Roger, you may have noticed something about the replies to your question. There is no consensus. This indicates that there is no real standard path to learning TeX. I've learned TeX the same way most of these folk have. I've read The TeXbook. I've read 'TeX by Topic'. I've spend hours, days, years pouring over OPC (other people's code) as the spittle drips from my mouth onto the page and my brain freezes and causes global body-locking until I fall off my chair in a dead faint. I've screamed and yelled at the impersonal sky-gods who have decreed that the people who know TeX will never set up easy and accessible methods of teaching and learning TeX except by the hard and stony path that they have trod. There shall be no web-sites where tex code can be looked at and reviewed by the tex-sages.

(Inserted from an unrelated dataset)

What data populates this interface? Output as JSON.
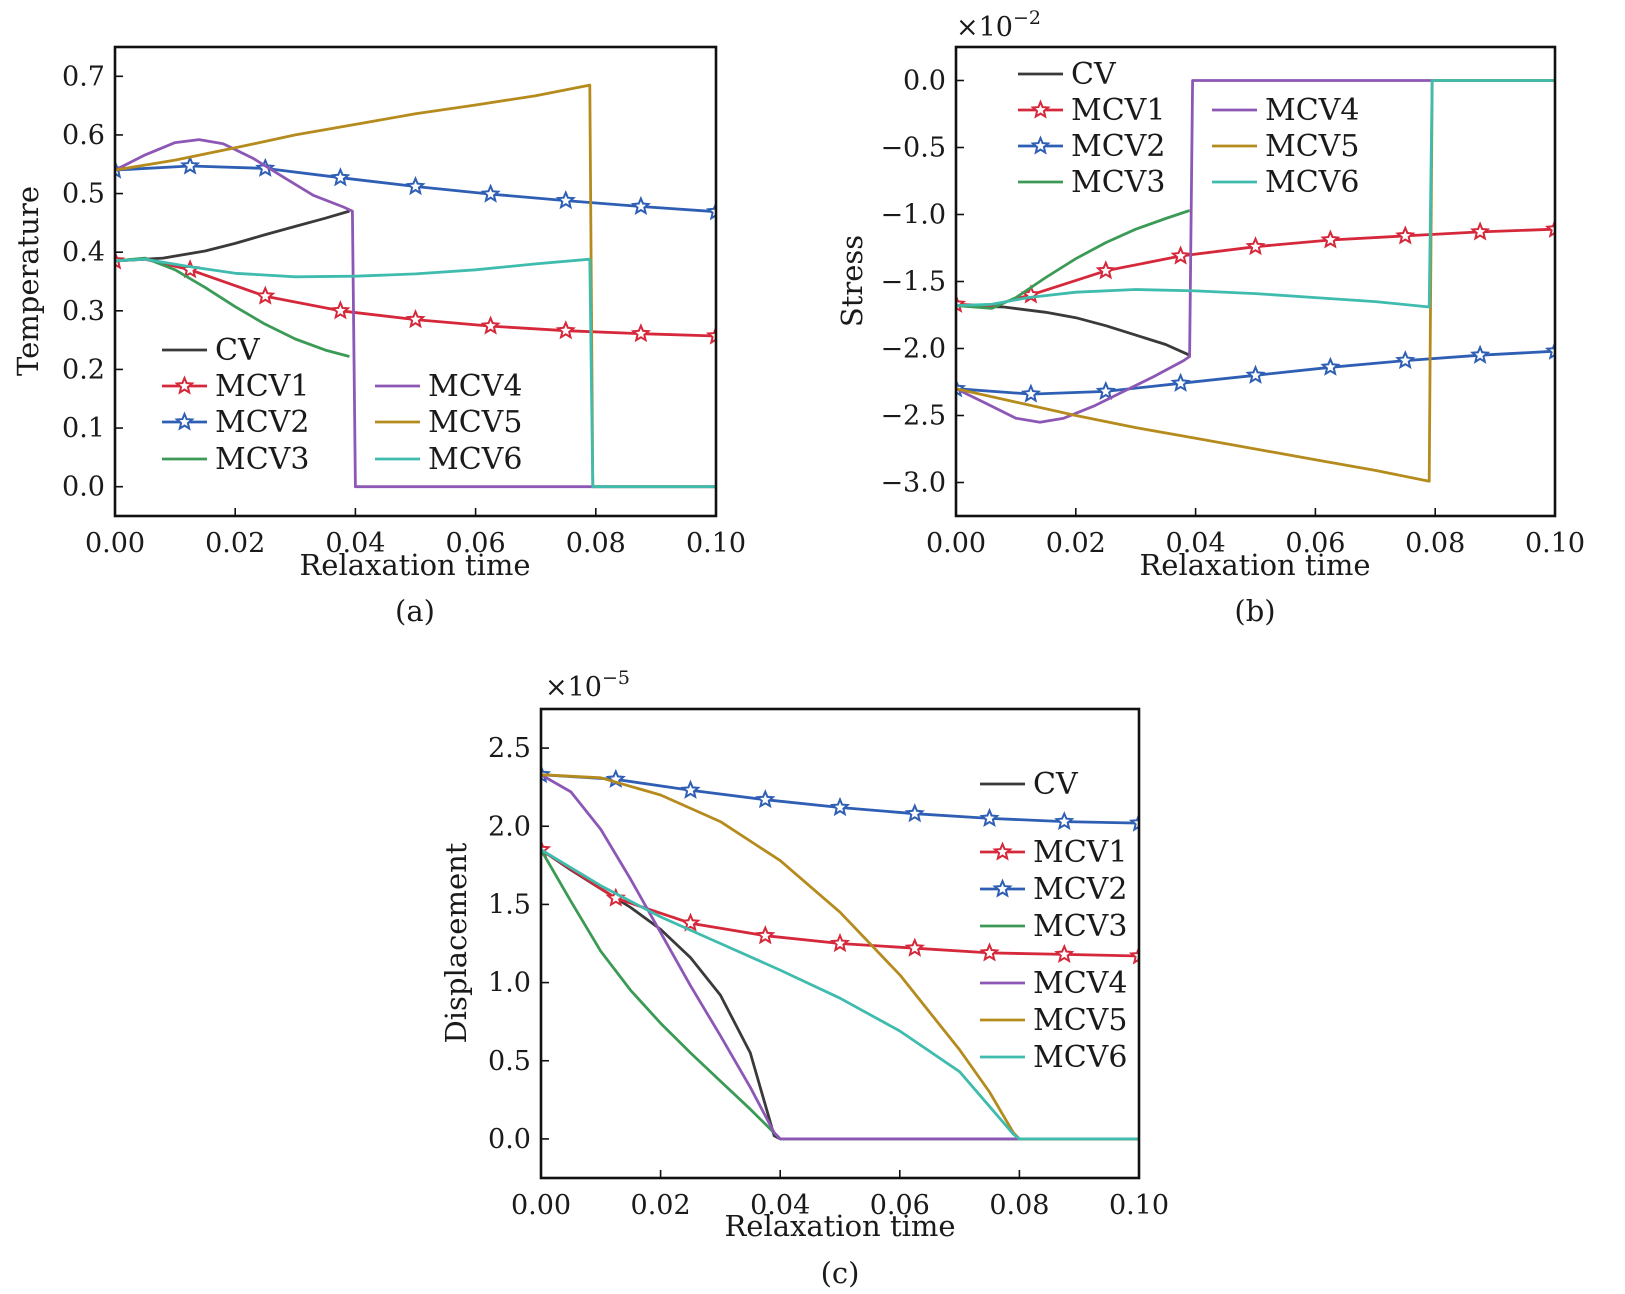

There shall be no books on advanced TeX programming or methods of learning the TeX way implements standard algorithms or do standard thing that are in chapter 1 of most programming books. There shall be no path but the one; the path of figuring it all out by yourself.
You see, Roger, the *TeX community is not like other communities of software enthusiasts. In other communities there are books, magazines, classes, websites, and endless ways to learn the tips and tricks of programming in their language. People who know things are glad to help you, even if you are asking things that require them to read more than 10 lines of your code. Sometimes lots of code. There are places to get code reviews of your code. They actually like to spread their knowledge and watch their language spread around the world, creating thriving and pulsing groups of enthusiastic coders.
But in the *TeX world, we hate sharing what we know. Especially with those who don't know and want to learn. We're definitely not going to make it easy for you. If you weren't lazy, you'd do what we did, read the TeXbook, read 'TeX by Topic', read OTP, drool on our desks till you faint. You know, what non-lazy people who don't want others to do all their work for them do.
Let's see. It's almost 2011. TeX was created in 1979 and 'finalized' in 1982. That's almost 30 years ago. Ruby was released in 1995, 15 years ago. Last time I was in Borders, there was a whole shelf or two of Ruby programming books. There were none on programming TeX.
You know what happens when there is no simple path to learning something? Knowledge is lost over time. Are there more people willing to tread the hard and stony path to learning TeX today than 10 years ago, or less? Where is *TeX, and by extension, typographically beautiful documents, going to be in 50 years? Will *TeX, or any descendants, exist?